Wolverine continues to be a wasted spot on the X-Men’s roster as he continues to do nothing to support the team with whom he is most strongly associated. The Avengers show that they don’t even trust him enough to keep him around. I like seeing Rachel noticeably upset with Wolverine when he is helping the Avengers. Does Wolverine honestly think Rachel wouldn’t help Cyclops?
Walk – Beast is still out in space facing off with the Phoenix Force, and Namor is one of the more active members of the Extinction team, despite his sometimes over the top sexuality in the most recent Uncanny X-Men. They get free passes this time out.
Single – You don’t see it in this issue, but in X-Men Legacy, Iceman leaves Wolverine’s school to return to fight alongside Cyclops, starting a wave of dissenters on Wolverine’s side of the Schism. He gets a hit for that.
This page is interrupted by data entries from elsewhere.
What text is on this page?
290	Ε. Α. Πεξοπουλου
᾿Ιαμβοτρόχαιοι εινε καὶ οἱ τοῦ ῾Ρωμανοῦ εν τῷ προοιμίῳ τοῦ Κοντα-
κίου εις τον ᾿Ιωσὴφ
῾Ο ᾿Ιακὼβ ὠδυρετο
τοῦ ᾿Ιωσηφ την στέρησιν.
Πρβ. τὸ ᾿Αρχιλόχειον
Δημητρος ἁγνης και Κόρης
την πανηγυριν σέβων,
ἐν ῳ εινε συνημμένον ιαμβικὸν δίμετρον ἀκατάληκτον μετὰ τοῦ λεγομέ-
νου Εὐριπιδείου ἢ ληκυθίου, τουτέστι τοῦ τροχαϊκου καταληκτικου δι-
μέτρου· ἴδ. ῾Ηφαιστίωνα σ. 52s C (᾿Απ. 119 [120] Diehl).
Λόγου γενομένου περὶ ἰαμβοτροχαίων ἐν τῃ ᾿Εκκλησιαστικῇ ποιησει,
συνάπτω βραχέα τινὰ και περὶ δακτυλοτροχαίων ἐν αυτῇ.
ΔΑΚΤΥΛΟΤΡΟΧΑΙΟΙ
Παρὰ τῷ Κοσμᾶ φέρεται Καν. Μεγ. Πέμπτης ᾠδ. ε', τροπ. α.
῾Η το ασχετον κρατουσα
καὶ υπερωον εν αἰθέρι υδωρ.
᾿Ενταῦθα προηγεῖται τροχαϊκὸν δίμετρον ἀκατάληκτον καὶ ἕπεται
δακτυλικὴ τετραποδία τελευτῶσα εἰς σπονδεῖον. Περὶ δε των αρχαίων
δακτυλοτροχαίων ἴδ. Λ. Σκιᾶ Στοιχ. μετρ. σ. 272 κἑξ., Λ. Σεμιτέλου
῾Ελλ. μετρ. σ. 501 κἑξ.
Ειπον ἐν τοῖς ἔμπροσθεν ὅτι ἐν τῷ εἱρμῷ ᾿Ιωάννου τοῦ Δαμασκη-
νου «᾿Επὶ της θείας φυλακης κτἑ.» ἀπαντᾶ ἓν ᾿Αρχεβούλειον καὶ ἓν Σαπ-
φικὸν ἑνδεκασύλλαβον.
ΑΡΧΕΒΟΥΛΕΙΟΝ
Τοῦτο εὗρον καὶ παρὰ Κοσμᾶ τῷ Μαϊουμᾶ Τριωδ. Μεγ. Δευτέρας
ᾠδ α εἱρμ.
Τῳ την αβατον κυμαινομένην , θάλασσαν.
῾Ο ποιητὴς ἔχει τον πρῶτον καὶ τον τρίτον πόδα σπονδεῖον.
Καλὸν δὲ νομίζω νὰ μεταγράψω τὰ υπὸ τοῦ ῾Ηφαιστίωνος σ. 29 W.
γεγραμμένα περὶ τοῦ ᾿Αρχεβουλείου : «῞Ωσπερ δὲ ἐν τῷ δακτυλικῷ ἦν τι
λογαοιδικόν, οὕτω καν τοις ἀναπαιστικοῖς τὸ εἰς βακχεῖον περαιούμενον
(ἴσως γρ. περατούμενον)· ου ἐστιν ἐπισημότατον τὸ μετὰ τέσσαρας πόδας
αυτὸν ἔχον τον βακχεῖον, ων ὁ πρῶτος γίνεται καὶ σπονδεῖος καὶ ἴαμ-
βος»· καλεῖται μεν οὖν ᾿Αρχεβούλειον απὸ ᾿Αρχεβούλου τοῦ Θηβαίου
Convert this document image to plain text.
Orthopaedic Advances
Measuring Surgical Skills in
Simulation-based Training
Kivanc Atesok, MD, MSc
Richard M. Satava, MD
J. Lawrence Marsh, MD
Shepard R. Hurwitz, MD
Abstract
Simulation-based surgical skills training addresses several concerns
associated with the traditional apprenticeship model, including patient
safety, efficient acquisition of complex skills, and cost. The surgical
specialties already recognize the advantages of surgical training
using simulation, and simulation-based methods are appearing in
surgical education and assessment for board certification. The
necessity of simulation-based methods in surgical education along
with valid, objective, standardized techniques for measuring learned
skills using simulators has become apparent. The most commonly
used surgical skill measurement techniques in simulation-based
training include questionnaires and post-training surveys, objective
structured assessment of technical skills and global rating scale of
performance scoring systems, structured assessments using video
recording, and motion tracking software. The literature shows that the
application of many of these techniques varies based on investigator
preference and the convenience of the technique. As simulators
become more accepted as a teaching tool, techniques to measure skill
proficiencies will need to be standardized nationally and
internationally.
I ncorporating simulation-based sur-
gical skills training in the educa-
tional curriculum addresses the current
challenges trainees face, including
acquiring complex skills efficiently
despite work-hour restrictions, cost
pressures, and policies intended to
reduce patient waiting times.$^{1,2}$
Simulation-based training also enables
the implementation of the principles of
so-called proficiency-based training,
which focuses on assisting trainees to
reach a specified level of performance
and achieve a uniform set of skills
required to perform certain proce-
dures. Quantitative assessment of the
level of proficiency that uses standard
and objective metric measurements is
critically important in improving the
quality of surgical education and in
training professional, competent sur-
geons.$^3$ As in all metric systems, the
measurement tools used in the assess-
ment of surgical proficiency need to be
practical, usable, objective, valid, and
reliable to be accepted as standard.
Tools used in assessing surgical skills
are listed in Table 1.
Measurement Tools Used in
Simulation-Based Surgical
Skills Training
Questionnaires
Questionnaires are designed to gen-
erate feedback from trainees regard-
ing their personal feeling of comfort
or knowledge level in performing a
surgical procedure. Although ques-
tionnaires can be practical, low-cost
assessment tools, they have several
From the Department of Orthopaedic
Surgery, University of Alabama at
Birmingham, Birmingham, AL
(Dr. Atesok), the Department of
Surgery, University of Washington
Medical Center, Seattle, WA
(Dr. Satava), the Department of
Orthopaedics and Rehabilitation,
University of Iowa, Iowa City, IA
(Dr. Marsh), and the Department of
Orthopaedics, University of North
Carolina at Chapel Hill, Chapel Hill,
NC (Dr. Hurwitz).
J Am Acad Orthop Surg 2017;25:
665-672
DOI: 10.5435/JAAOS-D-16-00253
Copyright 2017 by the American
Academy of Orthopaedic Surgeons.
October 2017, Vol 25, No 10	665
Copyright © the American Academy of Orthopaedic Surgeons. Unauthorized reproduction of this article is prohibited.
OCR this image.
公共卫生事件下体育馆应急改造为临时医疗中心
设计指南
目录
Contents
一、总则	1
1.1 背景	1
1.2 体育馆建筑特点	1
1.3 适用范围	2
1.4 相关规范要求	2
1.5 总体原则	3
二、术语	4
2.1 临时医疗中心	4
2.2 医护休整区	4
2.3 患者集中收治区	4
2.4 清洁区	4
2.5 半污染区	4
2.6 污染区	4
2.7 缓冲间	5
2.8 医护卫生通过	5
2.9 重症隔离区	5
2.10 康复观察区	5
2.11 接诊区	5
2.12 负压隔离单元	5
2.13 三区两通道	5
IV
Pitching: Cyclops shows he’s still the mutant in control and always thinking two steps ahead of the Avengers. Even though, as he tells Magneto, he has no firm plan in place, he keeps his sights on his goal, and you had better believe he has a few ideas on how to achieve it. I like that they even reference the open letter he wrote to the world, stating that the Avengers unjustly invaded the X-Men’s home, winning over some sympathy for the mutant race in this altercation.
Defense: Magik uses a dazzling play to save the X-Men from the Avengers, and preventing a few runs from scoring. I’m really interested to see how she was able to beat Dr. Strange, even being in her own territory of Limbo. I find it hard to believe that Dr. Strange could be taken “out of [his] element” when dealing with alternate dimensions and magic. Unfortunately this doesn’t look like a fight they’re fleshing out in the AvX Versus title. I’d also like to see how the rest of the X-Men escaped Utopia and the Avengers since Magik only seemed to transport the Extinction Team.